I don't know which precompiled versions you found, but they're probably
illegal. Topologika still sells their games for a variety of platforms (no
Linux, sorry), and Adam Atkinson is trying to make them publically
available.
> Ideal would be source code that works
> on Linux (and X11 for pictures if these are a feature).
No pictures, no Linux source code. Sorry.

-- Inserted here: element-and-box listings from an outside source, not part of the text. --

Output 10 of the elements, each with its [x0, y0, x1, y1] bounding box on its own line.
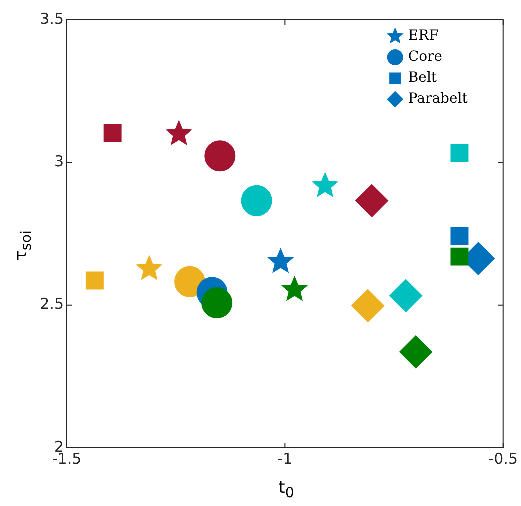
- y-tick-label: 3: [54, 152, 64, 171]
- y-tick-label: 2.5: [40, 295, 64, 314]
- legend-label: ERF: [408, 28, 440, 44]
- legend-label: Core: [408, 49, 442, 66]
- x-axis-title: t$_{0}$: [278, 478, 296, 502]
- x-tick-label: -0.5: [488, 450, 518, 468]
- x-tick-label: -1: [278, 450, 293, 468]
- y-tick-label: 3.5: [40, 10, 64, 28]
- legend-label: Parabelt: [408, 91, 468, 108]
- legend-label: Belt: [408, 70, 438, 86]
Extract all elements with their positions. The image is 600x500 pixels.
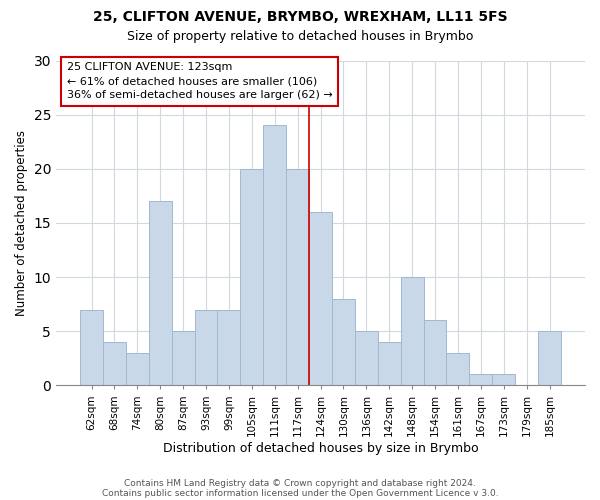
Bar	[217, 310, 241, 386]
Text: 25, CLIFTON AVENUE, BRYMBO, WREXHAM, LL11 5FS: 25, CLIFTON AVENUE, BRYMBO, WREXHAM, LL1…	[92, 10, 508, 24]
Bar	[469, 374, 492, 386]
Text: Contains public sector information licensed under the Open Government Licence v : Contains public sector information licen…	[101, 488, 499, 498]
Text: Size of property relative to detached houses in Brymbo: Size of property relative to detached ho…	[127, 30, 473, 43]
Text: Contains HM Land Registry data © Crown copyright and database right 2024.: Contains HM Land Registry data © Crown c…	[124, 478, 476, 488]
Bar	[424, 320, 446, 386]
Bar	[286, 169, 309, 386]
Text: 25 CLIFTON AVENUE: 123sqm
← 61% of detached houses are smaller (106)
36% of semi: 25 CLIFTON AVENUE: 123sqm ← 61% of detac…	[67, 62, 332, 100]
Bar	[332, 298, 355, 386]
X-axis label: Distribution of detached houses by size in Brymbo: Distribution of detached houses by size …	[163, 442, 478, 455]
Bar	[80, 310, 103, 386]
Bar	[126, 353, 149, 386]
Bar	[263, 126, 286, 386]
Bar	[194, 310, 217, 386]
Bar	[241, 169, 263, 386]
Bar	[103, 342, 126, 386]
Bar	[492, 374, 515, 386]
Bar	[378, 342, 401, 386]
Bar	[149, 201, 172, 386]
Bar	[355, 331, 378, 386]
Y-axis label: Number of detached properties: Number of detached properties	[15, 130, 28, 316]
Bar	[538, 331, 561, 386]
Bar	[446, 353, 469, 386]
Bar	[309, 212, 332, 386]
Bar	[172, 331, 194, 386]
Bar	[401, 277, 424, 386]
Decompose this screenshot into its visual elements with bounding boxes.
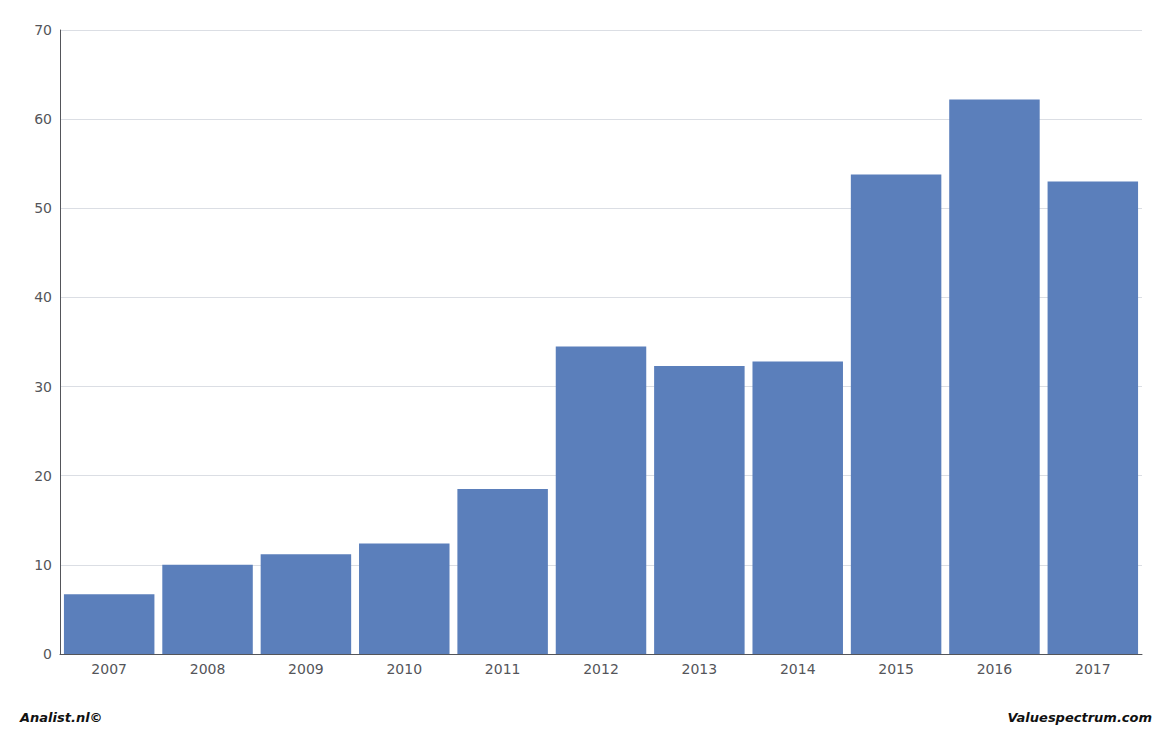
- svg-text:2014: 2014: [780, 661, 816, 677]
- svg-text:20: 20: [34, 468, 52, 484]
- svg-text:2007: 2007: [91, 661, 127, 677]
- svg-text:2012: 2012: [583, 661, 619, 677]
- svg-text:2011: 2011: [485, 661, 521, 677]
- svg-text:2010: 2010: [386, 661, 422, 677]
- svg-text:10: 10: [34, 557, 52, 573]
- svg-text:Valuespectrum.com: Valuespectrum.com: [1008, 710, 1152, 725]
- svg-text:2016: 2016: [977, 661, 1013, 677]
- svg-text:2017: 2017: [1075, 661, 1111, 677]
- svg-text:70: 70: [34, 22, 52, 38]
- svg-text:Analist.nl©: Analist.nl©: [19, 710, 103, 725]
- svg-text:60: 60: [34, 111, 52, 127]
- svg-text:2013: 2013: [682, 661, 718, 677]
- svg-text:50: 50: [34, 200, 52, 216]
- svg-text:2008: 2008: [190, 661, 226, 677]
- svg-text:2015: 2015: [878, 661, 914, 677]
- svg-text:0: 0: [43, 646, 52, 662]
- svg-text:40: 40: [34, 289, 52, 305]
- svg-text:30: 30: [34, 379, 52, 395]
- svg-text:2009: 2009: [288, 661, 324, 677]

> BTW If anyone need help wiht Acheton it was a long while ago but my
> record is 1000/1000. I might know the answre to your question (if it
> is how to escape those manacles then I do, but you will really kick
> yourself for not thinking of it). [It escaped me too, just in case
> before anyone asks.]
You may want to consider writing a walkthrough, if you get a working copy.
:)
--
[1] Thackray/Seal Adventure Language, for lack of a better name.
--
+-----------------+---------------+------------------------------+
| Gunther Schmidl | ICQ: 22447430 | IF: http://sgu.home.dhs.org/ |
|-----------------+----------+----+------------------------------|
| gschmidl (at) gmx (dot) at | please remove the "xxx." to reply |
+----------------------------+-----------------------------------+
Can I just clear up a misapprehension. Though the original compiler
worked on the IBM mainframe, the later - completely rewritten -
compiler, using a threaded FORTH-like language called SHOVEL,
ran/runs on all Acorn machines to my knowledge, and it's those
versions which Topologika sells/used to sell.
Peter Killworth
--
Dr. Peter D. Killworth, James Rennell Division for Ocean Circulation
and Climate, Southampton Oceanography Centre, Empress Dock, Southampton
SO14 3ZH, England.
Tel: +44 (0)2380-596202
Fax: +44 (0)2380-596204
Email: P.Kil...@soc.soton.ac.uk
Web: http://www.soc.soton.ac.uk/JRD/PROC/people/pki/pki.html
Ocean Modelling Newsletter: http://www.elsevier.nl/locate/omodol/
We're resourceful people around here.
I don't have a Beeb, myself, though. Anyone? Anyone?
> We're resourceful people around here.
> I don't have a Beeb, myself, though. Anyone? Anyone?
> Adam
I've still got a BBC B and a BBC Master with 5.25" and 3.5" drives.